As long as businesses continue to exist, there will always be the need for competent legal protection. Make the smart move for the future of your business by hiring a qualified lawyer to make sure your company is always represented and prepared for unexpected legal situations.

Business and Law

The areas of business and law are intrinsically connected and will always go hand in hand. Our legal system has many regulations and laws in place to govern those operating a business, and it is important to have at least a basic understanding of the legal implications of starting a business. With a little research, basic knowledge, and ideally help from specialized business litigation lawyers, you can continue to grow your business while implementing best practice strategies, and protecting yourself, employees and customers at the same time.

Lane Splitting Law Is A Legal Grey Area

There is no absolutely universal legal view on lane splitting, because lane splitting law varies from each state to the next. Even within a single state, lane splitting law tends to be far more complex than many of the other kinds of legislation that restrict how drivers and motorcycle riders can behave. Lane splitting in California is legal in many circumstances, but not in all circumstances, so whether a biker is cited for illegal lane splitting in California has as much to do with what kind of mood a police officer is in as it does with the realities of lane splitting law. Lane splitting law is one of the greyest areas of ambiguity in modern laws that govern the safe use of vehicles, so it is little wonder then that there is a lot of confusion about lane splitting law among driver, motorcycle riders, and even among lawyers and other law professionals.

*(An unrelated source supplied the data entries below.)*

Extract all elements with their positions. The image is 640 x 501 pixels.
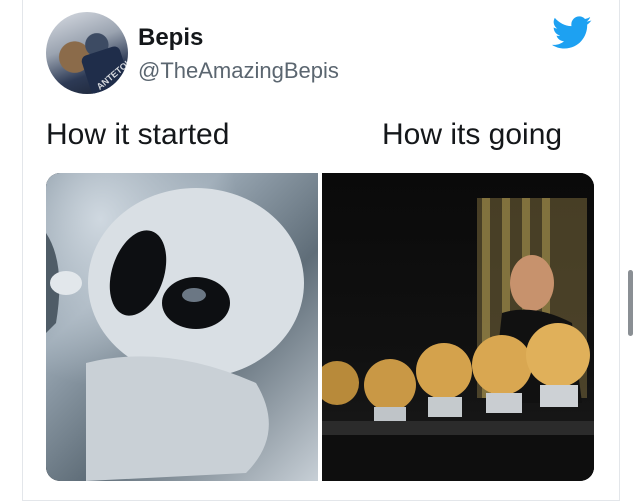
- avatar[interactable]: ANTETOKOUNMPO: [46, 12, 128, 94]
- trophy-ball: [364, 359, 416, 411]
- alien-right-eye: [162, 277, 230, 329]
- twitter-bird-icon: [552, 16, 592, 49]
- messi-ballon-dor-trophies-image[interactable]: [315, 173, 594, 481]
- trophies-illustration: [315, 198, 594, 481]
- alien-hand: [50, 271, 82, 295]
- trophy-base: [540, 385, 578, 407]
- trophy-ball: [315, 361, 359, 405]
- scrollbar[interactable]: [628, 270, 633, 336]
- trophy-ball: [416, 343, 472, 399]
- alien-body: [86, 356, 269, 481]
- table-front: [322, 435, 594, 481]
- trophy-base: [428, 397, 462, 417]
- person-head: [510, 255, 554, 311]
- trophy-base: [486, 393, 522, 413]
- alien-baby-illustration: [46, 188, 304, 481]
- display-name[interactable]: Bepis: [138, 24, 203, 52]
- tweet-media[interactable]: [46, 173, 594, 481]
- trophy-table: [322, 421, 594, 435]
- caption-how-its-going: How its going: [382, 118, 563, 151]
- eye-highlight: [182, 288, 206, 302]
- trophy-ball: [526, 323, 590, 387]
- user-handle[interactable]: @TheAmazingBepis: [138, 58, 339, 84]
- alien-baby-image[interactable]: [46, 173, 318, 481]
- trophy-ball: [472, 335, 532, 395]
- caption-how-it-started: How it started: [46, 118, 230, 151]
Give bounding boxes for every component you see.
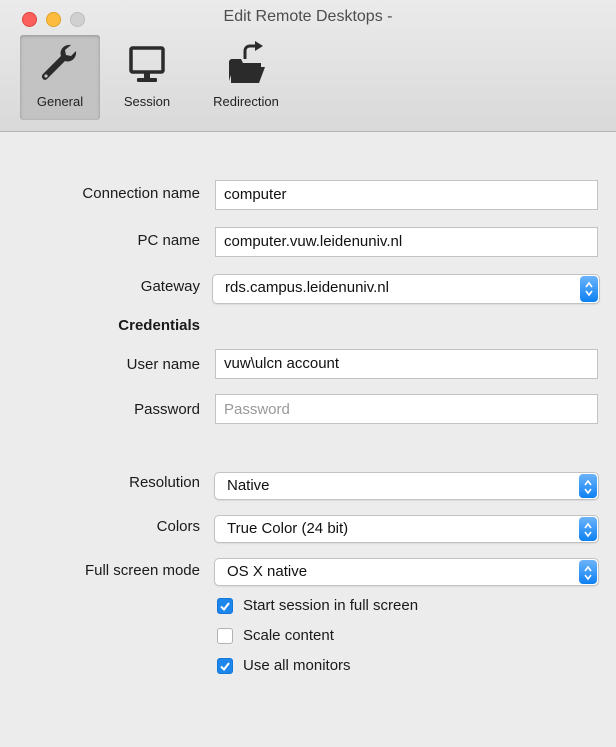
toolbar: Edit Remote Desktops - General Session R… [0, 0, 616, 132]
user-name-field[interactable]: vuw\ulcn account [215, 349, 598, 379]
pc-name-label: PC name [137, 232, 200, 249]
resolution-select[interactable]: Native [214, 472, 599, 500]
colors-value: True Color (24 bit) [227, 520, 349, 537]
full-screen-mode-select[interactable]: OS X native [214, 558, 599, 586]
resolution-label: Resolution [129, 474, 200, 491]
start-session-full-screen-label[interactable]: Start session in full screen [243, 597, 418, 614]
folder-redirect-icon [198, 41, 294, 90]
tab-redirection[interactable]: Redirection [198, 35, 294, 120]
tab-session[interactable]: Session [112, 35, 182, 120]
gateway-value: rds.campus.leidenuniv.nl [225, 279, 389, 296]
resolution-value: Native [227, 477, 270, 494]
connection-name-label: Connection name [82, 185, 200, 202]
connection-name-field[interactable]: computer [215, 180, 598, 210]
user-name-value: vuw\ulcn account [224, 355, 340, 372]
password-input[interactable] [224, 395, 589, 423]
window-title: Edit Remote Desktops - [223, 8, 393, 25]
resolution-stepper-icon[interactable] [579, 474, 597, 498]
pc-name-field[interactable]: computer.vuw.leidenuniv.nl [215, 227, 598, 257]
start-session-full-screen-checkbox[interactable] [217, 598, 233, 614]
pc-name-value: computer.vuw.leidenuniv.nl [224, 233, 403, 250]
wrench-icon [20, 41, 100, 90]
use-all-monitors-checkbox[interactable] [217, 658, 233, 674]
scale-content-checkbox[interactable] [217, 628, 233, 644]
credentials-heading: Credentials [118, 317, 200, 334]
connection-name-value: computer [224, 186, 287, 203]
colors-label: Colors [156, 518, 200, 535]
tab-session-label: Session [123, 94, 171, 109]
tab-general[interactable]: General [20, 35, 100, 120]
monitor-icon [112, 41, 182, 90]
tab-general-label: General [36, 94, 84, 109]
password-field[interactable] [215, 394, 598, 424]
gateway-label: Gateway [140, 278, 200, 295]
full-screen-mode-label: Full screen mode [84, 562, 200, 579]
edit-remote-desktops-window: Edit Remote Desktops - General Session R… [0, 0, 616, 747]
use-all-monitors-label[interactable]: Use all monitors [243, 657, 351, 674]
user-name-label: User name [126, 356, 200, 373]
scale-content-label[interactable]: Scale content [243, 627, 334, 644]
gateway-select[interactable]: rds.campus.leidenuniv.nl [212, 274, 600, 304]
tab-redirection-label: Redirection [213, 94, 279, 109]
gateway-stepper-icon[interactable] [580, 276, 598, 302]
colors-stepper-icon[interactable] [579, 517, 597, 541]
full-screen-mode-stepper-icon[interactable] [579, 560, 597, 584]
password-label: Password [134, 401, 200, 418]
colors-select[interactable]: True Color (24 bit) [214, 515, 599, 543]
full-screen-mode-value: OS X native [227, 563, 308, 580]
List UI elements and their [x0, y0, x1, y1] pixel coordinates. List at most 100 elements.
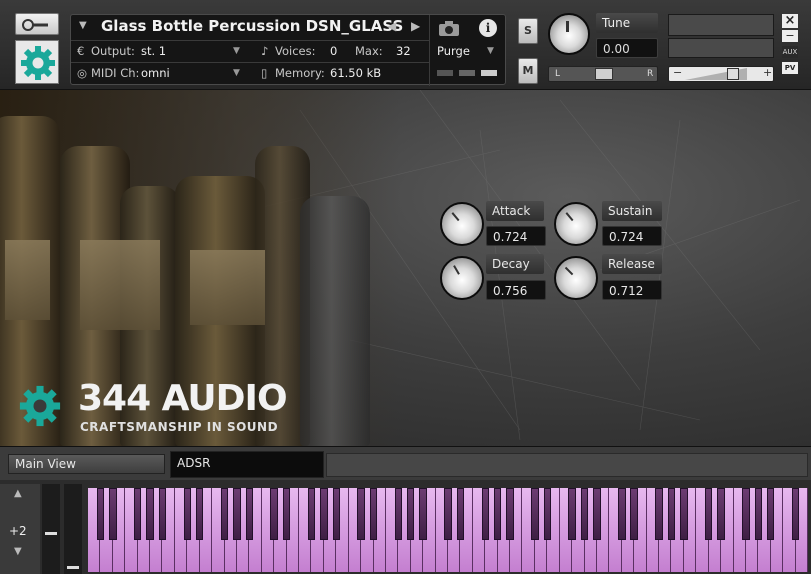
black-key[interactable]: [320, 488, 328, 540]
aux-button[interactable]: AUX: [782, 46, 798, 58]
release-label: Release: [602, 254, 662, 274]
black-key[interactable]: [680, 488, 688, 540]
output-value[interactable]: st. 1: [141, 44, 166, 58]
purge-dropdown-icon[interactable]: ▼: [487, 46, 494, 56]
black-key[interactable]: [667, 488, 676, 540]
wrench-icon: [22, 19, 48, 31]
decay-knob[interactable]: [440, 256, 484, 300]
black-key[interactable]: [717, 488, 725, 540]
octave-up-icon[interactable]: ▲: [14, 488, 22, 499]
output-icon: €: [77, 44, 85, 58]
brand-gear-logo: [14, 380, 66, 432]
black-key[interactable]: [183, 488, 192, 540]
sustain-knob[interactable]: [554, 202, 598, 246]
minimize-button[interactable]: −: [782, 30, 798, 42]
tab-main-view[interactable]: Main View: [8, 454, 165, 474]
black-key[interactable]: [618, 488, 626, 540]
tune-knob[interactable]: [548, 13, 590, 55]
keyboard-area: ▲ +2 ▼: [0, 480, 811, 574]
piano-keyboard[interactable]: [88, 488, 808, 572]
black-key[interactable]: [220, 488, 229, 540]
instrument-name[interactable]: Glass Bottle Percussion DSN_GLASS: [101, 17, 403, 35]
black-key[interactable]: [146, 488, 154, 540]
black-key[interactable]: [407, 488, 415, 540]
instrument-menu-arrow-icon[interactable]: ▼: [79, 20, 87, 31]
memory-label: Memory:: [275, 66, 325, 80]
pan-slider-handle[interactable]: [595, 68, 613, 80]
black-key[interactable]: [791, 488, 800, 540]
release-value[interactable]: 0.712: [602, 280, 662, 300]
black-key[interactable]: [96, 488, 105, 540]
tab-adsr[interactable]: ADSR: [170, 451, 324, 478]
black-key[interactable]: [580, 488, 589, 540]
black-key[interactable]: [630, 488, 638, 540]
volume-slider-handle[interactable]: [727, 68, 739, 80]
volume-plus-icon[interactable]: +: [763, 66, 772, 79]
black-key[interactable]: [742, 488, 750, 540]
max-voices-value[interactable]: 32: [396, 44, 411, 58]
info-row-divider: [71, 40, 429, 41]
black-key[interactable]: [369, 488, 378, 540]
mute-button[interactable]: M: [518, 58, 538, 84]
black-key[interactable]: [357, 488, 365, 540]
black-key[interactable]: [307, 488, 316, 540]
pan-slider[interactable]: L R: [548, 66, 658, 82]
pan-left-label: L: [555, 69, 561, 79]
info-icon[interactable]: i: [479, 19, 497, 37]
pan-right-label: R: [647, 69, 654, 79]
black-key[interactable]: [493, 488, 502, 540]
black-key[interactable]: [704, 488, 713, 540]
black-key[interactable]: [531, 488, 539, 540]
close-button[interactable]: ×: [782, 14, 798, 28]
midi-dropdown-icon[interactable]: ▼: [233, 68, 240, 78]
tune-value[interactable]: 0.00: [596, 38, 658, 58]
prev-instrument-icon[interactable]: ◀: [387, 19, 396, 33]
black-key[interactable]: [109, 488, 117, 540]
octave-down-icon[interactable]: ▼: [14, 546, 22, 557]
black-key[interactable]: [481, 488, 489, 540]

Even in states where lane splitting is legal, most motorcycle riders who are concerned with being very prudent about their safety and making sure that they are within the confines of the law avoid lane splitting at all because it is such a grey area in terms of law and in terms of safety. Lane splitting law is complex, but the most important decision that a motorcycle rider makes about lane splitting shouldn’t be whether it is legal in a given situation, but rather whether it is safe. Lane splitting is often very dangerous, and even in the cleanest and clearest of circumstances lane splitting can lead to an accident if things go even slightly awry.

Although lane splitting is legal in some states like California, California bikers might find it prudent to take a cue from other states on this matter. The fact that lane splitting is technically legal in California under most circumstances does not mean that it is a safe practice. One of the most dangerous things about lane splitting is that many automobile drivers do not know how to safely interact with motorcycle riders, so lane splitting can make drivers panic and do things that are unpredictable and often cause injury or even death to motorcycle riders who were technically behaving within their legal rights. It is important to remember that legal lane splitting isn’t always safe lane splitting, so although it is important to follow lane splitting law it is even more important to follow your common sense when deciding whether to lane split on your bike or not.

There is a lot of debate among the motorcycle riding community and among drivers about whether current lane splitting law is satisfactory. Some people feel that current lane splitting law is too loose and not restrictive enough about lane splitting. There are even individuals and groups calling for a national ban on lane splitting under any circumstances. However, there are also plenty of individuals and groups who believe that lane splitting can be safely practiced, and that there should be more of an effort to educate motorcycle riders and divers about how to split lanes safely without causing accidents. Whatever your personal views on lane splitting may be, it is almost certainly true that lane splitting law is one of the most complex areas of law surrounding the practices of drivers and motorcycle riders.